On 1/6/07, Travis Oliphant <oliphant@ee.byu.edu> wrote:
Tim Hochberg wrote:
> Christopher Barker wrote:
>
> [SNIP]
>
>> I think the PEP has far more chances of success if it's seen as a
>> request from a variety of package developers, not just the numpy crowd
>> (which, after all, already has numpy
>>
> This seems eminently sensible. Getting a few developers from other
> projects on board would help a lot; it might also reveal some
> deficiencies to the proposal that we don't see yet.
>
It would help quite a bit.  Are there any suggestions of who to recruit
to review the proposal?

Before I can answer that, I need to ask you a question. How do you see this extension to the buffer protocol? Do you see it as an supplement to the earlier array protocol, or do you see it as a replacement?

The reason that I ask is that the two projects that I use regularly are wxPython and PIL generally operate on relatively large data chunks and it's not clear that they would see much benefit over this mechanism versus the array protocol.

I imagine that between us Chris Barker and I could hack together something for wxPython (not that I've asked him aout it). And code would probably go a long way to convincing people what a great idea this is.
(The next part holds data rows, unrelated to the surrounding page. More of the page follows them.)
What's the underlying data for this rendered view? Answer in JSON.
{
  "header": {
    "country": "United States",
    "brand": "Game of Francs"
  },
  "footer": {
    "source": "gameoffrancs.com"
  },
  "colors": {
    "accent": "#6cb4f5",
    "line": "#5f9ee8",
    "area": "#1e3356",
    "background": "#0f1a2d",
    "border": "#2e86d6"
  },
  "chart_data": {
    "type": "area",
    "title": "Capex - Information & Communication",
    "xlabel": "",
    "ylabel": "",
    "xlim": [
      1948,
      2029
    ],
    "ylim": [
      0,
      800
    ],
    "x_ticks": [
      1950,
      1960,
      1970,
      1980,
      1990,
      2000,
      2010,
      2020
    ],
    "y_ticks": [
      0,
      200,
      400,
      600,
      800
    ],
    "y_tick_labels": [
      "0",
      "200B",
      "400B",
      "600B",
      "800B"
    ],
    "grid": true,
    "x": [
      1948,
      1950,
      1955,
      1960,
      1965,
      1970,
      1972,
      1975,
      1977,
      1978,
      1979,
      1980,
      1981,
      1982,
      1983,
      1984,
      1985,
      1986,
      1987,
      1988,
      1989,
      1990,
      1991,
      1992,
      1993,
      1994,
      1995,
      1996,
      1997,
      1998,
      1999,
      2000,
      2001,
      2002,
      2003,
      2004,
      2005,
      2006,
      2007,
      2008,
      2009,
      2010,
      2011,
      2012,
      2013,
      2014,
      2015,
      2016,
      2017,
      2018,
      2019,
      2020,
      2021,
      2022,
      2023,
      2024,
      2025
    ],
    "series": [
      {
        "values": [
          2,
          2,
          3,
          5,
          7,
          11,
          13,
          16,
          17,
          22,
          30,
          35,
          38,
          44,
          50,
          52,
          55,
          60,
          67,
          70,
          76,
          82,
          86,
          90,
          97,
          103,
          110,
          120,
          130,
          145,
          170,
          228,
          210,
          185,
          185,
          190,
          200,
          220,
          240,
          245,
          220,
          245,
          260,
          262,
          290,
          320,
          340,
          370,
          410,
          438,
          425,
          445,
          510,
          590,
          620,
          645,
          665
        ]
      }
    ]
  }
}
However, all else being equal, it'd be a lot easier to do this for the array protocol since there's no extra infrastructure involved.

[SNIP] 

>          1. Why do we need Py_ARRAYOF? Can't we get the same effect just
>             using longer shape and strides arrays?
>
Yes, this is true for a single data-format in isolation (and in fact
exactly what you get when you instantiate in NumPy a data-type that is
an array of another primitive data-type).   However, how do you describe
a structure whose second field is an array of a primitive type?  This is
where the ARRAYOF qualifier is needed.  In NumPy, actually, it's not
done this way, but a separate subarray field in the data-type object is
used.  After studying c-types,  however, I think this approach is better.

OK,. Needed for recursive data structures, check.
 

>          2. Is there any type besides Py_STRUCTURE that can have names
>             and fields. If so, what and what do they mean. If not, you
>             should just say that.
>
Yes, you can add fields to a multi-byte primitive if you want.  This
would be similar to thinking about the data-format as a C-like union.
Perhaps the data-field has meaning as a 4-byte integer but the
most-significant and least-significant bytes should also be addressable
individually.

Hmm. I think I understand this somewhat better now, but I can't decide if it's cool or overkill. Is this a supporting a feature that ctypes has?
 

>          3. And on this topic, why a tuple of ([names,..], {field})? Why
>             not simply a list of (name, dfobject, offset, meta) for
>             example? And what's the meta information if it's not PyNone?
>             Just a string? Anything at all?
>

The list of names is useful for having an ordered list so you can
traverse the structure in field order.   It is technically not necessary
but it makes it a lot easier to parse a data-format object in offset
order (it is used a bit in NumPy, for example).

Right, I got that. Between names and field you are simulating an ordered dict. What I still don't understand is why you chose to simulate this ordered dict using a list plus a dictionary rather than a list of tuples. This may well just be a matter of taste. However, for the small sizes I'd expect of these lists I would expect a list of of tuples would perform better than the dictionary solution.
 

The meta information is a place holder for field tags and future growth
(kind of like column headers in a spreadsheet).  It started as a place
to put a "longer" name or to pass along information about a field (like
units) through.

OK.

FWIW, the array protocol PEP seems more relevant to what I do since I'm not concerned so much with the overhead since I'm sending big chunks of data back and forth.

-tim